Okay. I just want to work in one question on Praluent and really just with everything that that’s happened in the last year or so with the ODYSSEY Outcomes data, the payer agreements, the price reductions, et cetera. How would you assess your longer term confidence level in the PCSK9 space at this point, do you still see this as an area with multi-billion dollar sales potential or is this more about squeezing what you can out of what’s been more difficult than expected market?
I disagree and let me take this one. I think that largely the market has been a difficult and also competitive one. Right now, we’re certainly focused on continuing to make sure that we work as we have includes ODYSSEY Outcomes of last March to make sure that we engage with payers so that physicians can prescribe with these and patients can have access to Praluent where we need.
Having said that the market itself continues to be a highly dynamic one, we do very much look forward to the FDA review of our label later this year and potentially having the -- we have a action date of April 28 and very much look forward to the extension to our label and feel that this will be a positive opportunity in the marketplace.
And Cory, I’m going to editorialize because I actually as somebody who use practice medicine, I’m appalled by the dynamic of this class in that. Cardiovascular disease remains the number one cause of death in the developed world. As you can see with both our drug and our competitors drug, if they are priced at a very affordable level and the uptake, when you consider their safety profile and you consider the LDL reductions that are observed with those.
The fact that people are having heart attacks, strokes et cetera when maybe they did not have to, if they were on a drug that could have the kind of effect on LDL that we have observed with this class of drug. It’s really the service. It’s really the service to society. We are trying to do our part. We hope that the governments and the payers will also recognize the tremendous unmet need of cardiovascular disease.

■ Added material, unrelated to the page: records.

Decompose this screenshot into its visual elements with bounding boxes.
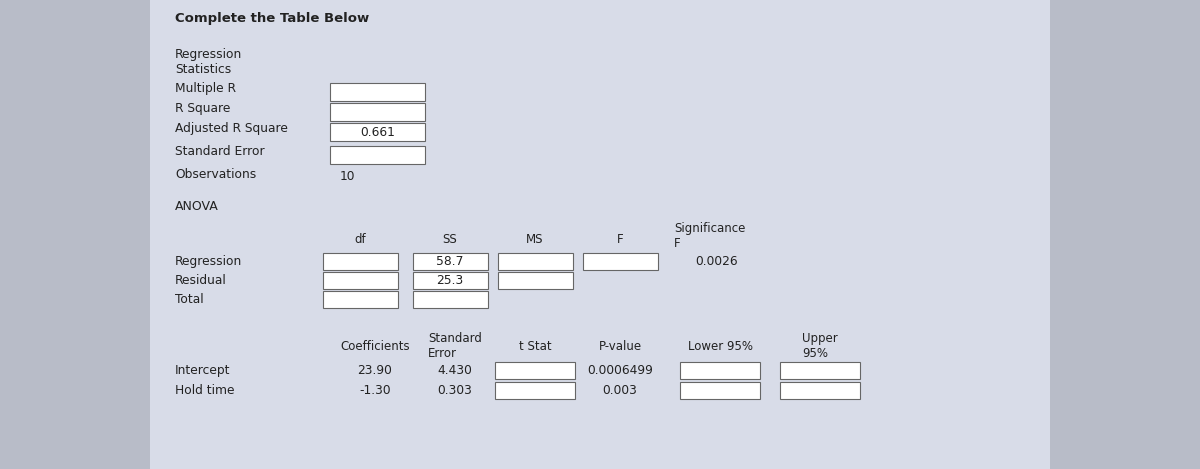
Text: Upper
95%: Upper 95% <box>802 332 838 360</box>
Text: SS: SS <box>443 233 457 246</box>
Text: 4.430: 4.430 <box>438 364 473 377</box>
Text: t Stat: t Stat <box>518 340 551 353</box>
Text: Coefficients: Coefficients <box>340 340 410 353</box>
Bar <box>323 253 398 270</box>
Text: Regression
Statistics: Regression Statistics <box>175 48 242 76</box>
Bar <box>413 253 488 270</box>
Bar <box>780 382 860 399</box>
Bar <box>413 291 488 308</box>
Bar <box>413 272 488 289</box>
Text: df: df <box>354 233 366 246</box>
Text: 10: 10 <box>340 171 355 183</box>
Text: 0.303: 0.303 <box>438 384 473 397</box>
Bar <box>330 123 425 141</box>
Bar <box>1050 0 1200 469</box>
Text: 0.0026: 0.0026 <box>695 255 738 268</box>
Text: Regression: Regression <box>175 255 242 268</box>
Bar <box>496 362 575 379</box>
Bar <box>680 382 760 399</box>
Text: Total: Total <box>175 293 204 306</box>
Text: Significance
F: Significance F <box>674 222 745 250</box>
Text: P-value: P-value <box>599 340 642 353</box>
Text: 0.003: 0.003 <box>602 384 637 397</box>
Text: Lower 95%: Lower 95% <box>688 340 752 353</box>
Text: Multiple R: Multiple R <box>175 82 236 95</box>
Bar <box>780 362 860 379</box>
Text: 0.0006499: 0.0006499 <box>587 364 653 377</box>
Text: 0.661: 0.661 <box>360 126 395 138</box>
Text: Residual: Residual <box>175 274 227 287</box>
Bar <box>583 253 658 270</box>
Text: 58.7: 58.7 <box>437 255 463 268</box>
Text: ANOVA: ANOVA <box>175 200 218 213</box>
Bar <box>330 146 425 164</box>
Bar <box>680 362 760 379</box>
Bar <box>0 0 150 469</box>
Bar <box>330 103 425 121</box>
Bar <box>323 272 398 289</box>
Bar <box>330 83 425 101</box>
Text: Hold time: Hold time <box>175 384 234 397</box>
Text: Observations: Observations <box>175 168 257 181</box>
Text: 25.3: 25.3 <box>437 274 463 287</box>
Text: R Square: R Square <box>175 102 230 115</box>
Text: -1.30: -1.30 <box>359 384 391 397</box>
Text: Intercept: Intercept <box>175 364 230 377</box>
Text: Standard
Error: Standard Error <box>428 332 482 360</box>
Text: F: F <box>617 233 623 246</box>
Bar <box>496 382 575 399</box>
Text: Complete the Table Below: Complete the Table Below <box>175 12 370 25</box>
Text: 23.90: 23.90 <box>358 364 392 377</box>
Text: Standard Error: Standard Error <box>175 145 265 158</box>
Text: Adjusted R Square: Adjusted R Square <box>175 122 288 135</box>
Bar <box>323 291 398 308</box>
Bar <box>498 272 574 289</box>
Bar <box>498 253 574 270</box>
Text: MS: MS <box>527 233 544 246</box>
Bar <box>150 0 1050 469</box>
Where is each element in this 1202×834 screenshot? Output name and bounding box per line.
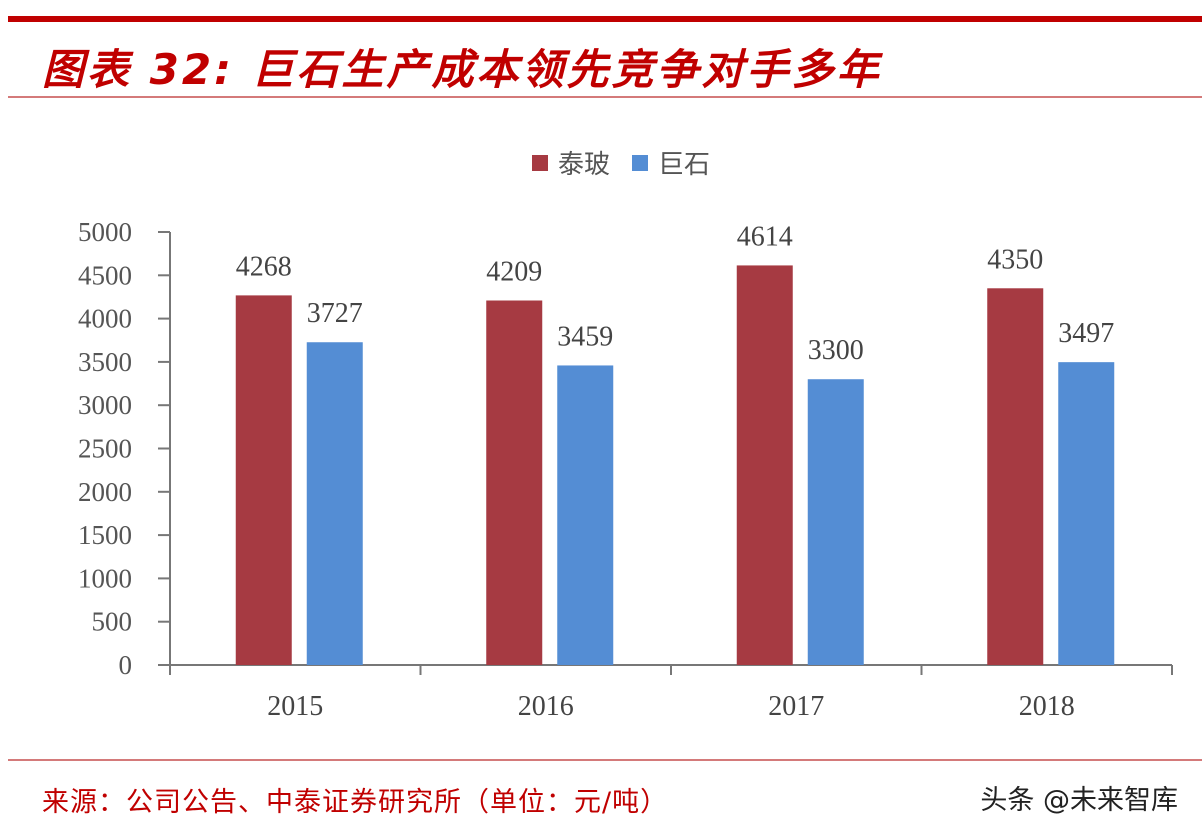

Okay. I agree with you, Jay. I definitely do. All right. We have time for one or two more questions. One of course doing it you need to ask just kind of get your views. Your most recent views on the outstanding Medicare Part B proposal specifically around international pricing index and if that’s something like it, it’s ultimately implemented how might this influence, how you think about EYLEA growth over time or just the business in general?
Sure. First, I think, it’s important to say that the concept that you mentioned of an international pricing index is very much in the early stage not yet a proposal rule.
Marion, can you hear me? I think we might have lost you guys or all of them. Considering we just have the final questions two minutes from the topic. I think we will call it there and we can maybe get an answer to what they think on Part B and follow-up with anybody who is interested. But with that, we will end it and thanks everybody for dialing in today. If you do have any follow-up questions or any of the other outstanding e-mail questions, we’ll get to them offline and get back to you. So thanks a lot.
And that concludes the conference for today. Thank you for your participation. You may now disconnect.